Recently asked / exam angle

  • Image-based single-best-answer: a radiograph "around the knee" with sunburst and Codman's triangle → osteosarcoma; identify the periosteal reaction by name.
  • "Onion-peel/laminated periosteal reaction" → Ewing's sarcoma; linked second-order question on t(11;22) and CD99/MIC2.
  • "Soap-bubble, eccentric, epiphyseal lytic lesion abutting joint surface in a 30-year-old" → GCT; treatment denosumab for unresectable disease.
  • "Ground-glass matrix + shepherd's crook deformity" → fibrous dysplasia; café-au-lait coast of Maine vs coast of California distinction with McCune-Albright (GNAS1) vs NF-1.

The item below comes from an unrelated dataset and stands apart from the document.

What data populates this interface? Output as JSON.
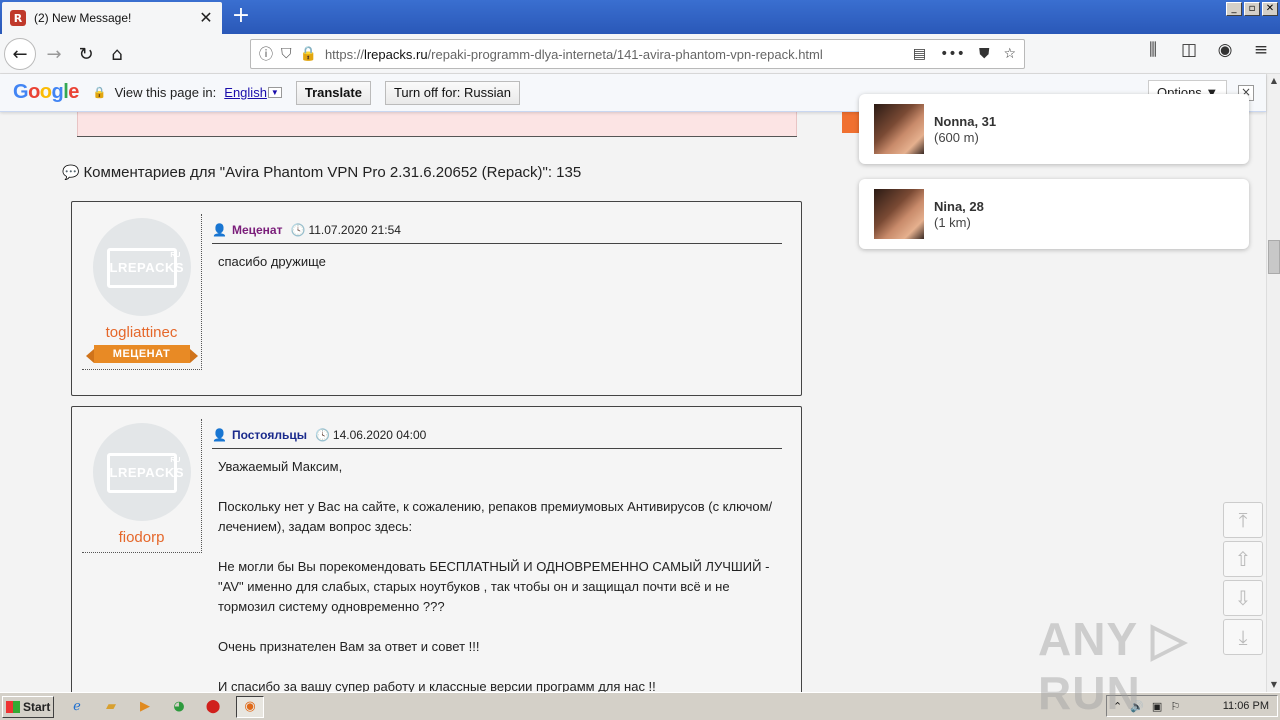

  • "Night pain relieved by NSAIDs + lucent nidus" → osteoid osteoma; RFA treatment.
  • Matrix recognition: "rings-and-arcs/popcorn" = chondroid; identify chondrosarcoma's radio-resistance → surgery is treatment of choice.

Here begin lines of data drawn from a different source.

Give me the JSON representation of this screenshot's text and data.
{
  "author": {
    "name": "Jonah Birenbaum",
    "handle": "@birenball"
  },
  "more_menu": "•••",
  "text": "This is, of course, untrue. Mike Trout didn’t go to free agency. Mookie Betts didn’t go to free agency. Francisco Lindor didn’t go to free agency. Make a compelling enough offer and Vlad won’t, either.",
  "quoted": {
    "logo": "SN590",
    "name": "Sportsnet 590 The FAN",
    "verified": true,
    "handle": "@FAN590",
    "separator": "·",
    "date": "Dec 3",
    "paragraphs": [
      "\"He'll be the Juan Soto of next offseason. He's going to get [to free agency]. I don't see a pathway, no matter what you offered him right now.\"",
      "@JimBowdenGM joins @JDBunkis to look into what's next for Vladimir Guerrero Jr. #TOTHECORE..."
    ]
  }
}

  • "Fallen fragment sign" vs "fluid-fluid levels" matching question (simple bone cyst vs ABC/telangiectatic osteosarcoma).
  • Investigation of choice questions: MRI for local staging, CT chest for mets, why myeloma is cold on bone scan.

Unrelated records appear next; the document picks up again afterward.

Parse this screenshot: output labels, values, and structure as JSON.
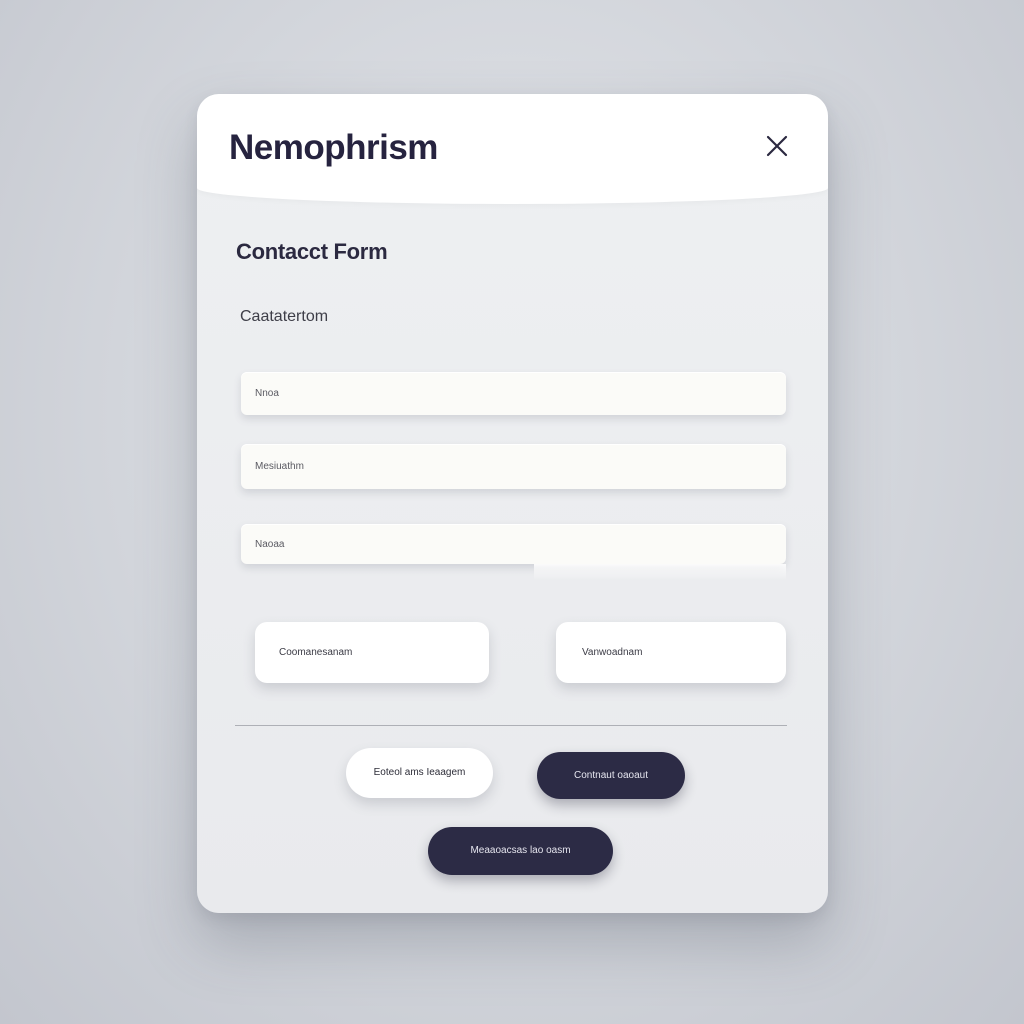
{
  "window": {
    "title": "Nemophrism",
    "close_icon": "close-icon"
  },
  "form": {
    "title": "Contacct Form",
    "subtitle": "Caatatertom",
    "fields": [
      {
        "placeholder": "Nnoa"
      },
      {
        "placeholder": "Mesiuathm"
      },
      {
        "placeholder": "Naoaa"
      }
    ],
    "options": [
      {
        "label": "Coomanesanam"
      },
      {
        "label": "Vanwoadnam"
      }
    ],
    "actions": [
      {
        "label": "Eoteol ams Ieaagem"
      },
      {
        "label": "Contnaut oaoaut"
      },
      {
        "label": "Meaaoacsas lao oasm"
      }
    ]
  },
  "colors": {
    "accent_dark": "#2c2b45",
    "title_text": "#26233f",
    "card_bg": "#eceef0",
    "page_bg": "#d2d5db"
  }
}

  • Osteochondroma — the only lesion with cortico-medullary continuity; malignant transformation flagged by cartilage cap >2 cm.

Rapid revision

  1. Age + location + matrix + zone of transition = the four keys to any bone tumour image.
  2. Osteosarcoma: metaphysis around the knee, osteoid matrix, sunburst + Codman's triangle, lungs metastasis, raised ALP, MAP chemo.
  3. Ewing's: diaphysis/flat bones, permeative, onion-skin, large soft-tissue mass, fever, t(11;22), CD99, chemo + radiotherapy sensitive.
  4. GCT: epiphysis reaching joint, eccentric expansile soap-bubble lytic, 20–40 yr, denosumab for recurrence.
  5. Fibrous dysplasia: ground-glass matrix, shepherd's crook; McCune-Albright = polyostotic FD + coast-of-Maine café-au-lait + precocious puberty (GNAS1).
  6. Osteoid osteoma: <2 cm nidus, night pain relieved by NSAIDs/aspirin, CT-guided RFA.
  7. Osteochondroma: only tumour with cortico-medullary continuity; cap >2 cm = malignant change; commonest benign tumour.
  8. Enchondroma: rings-and-arcs, commonest tumour of the hand; Ollier/Maffucci risk malignancy.
  9. Chondrosarcoma: older adults, axial; radio/chemo-resistant → wide excision.
  10. Fallen fragment sign = simple bone cyst; fluid-fluid levels = ABC/telangiectatic osteosarcoma.
  11. Narrow zone of transition = benign; permeative/moth-eaten = malignant or infection.
  12. MRI = local staging/skip lesions; CT chest = pulmonary mets; myeloma is cold on bone scan (use skeletal survey/whole-body MRI).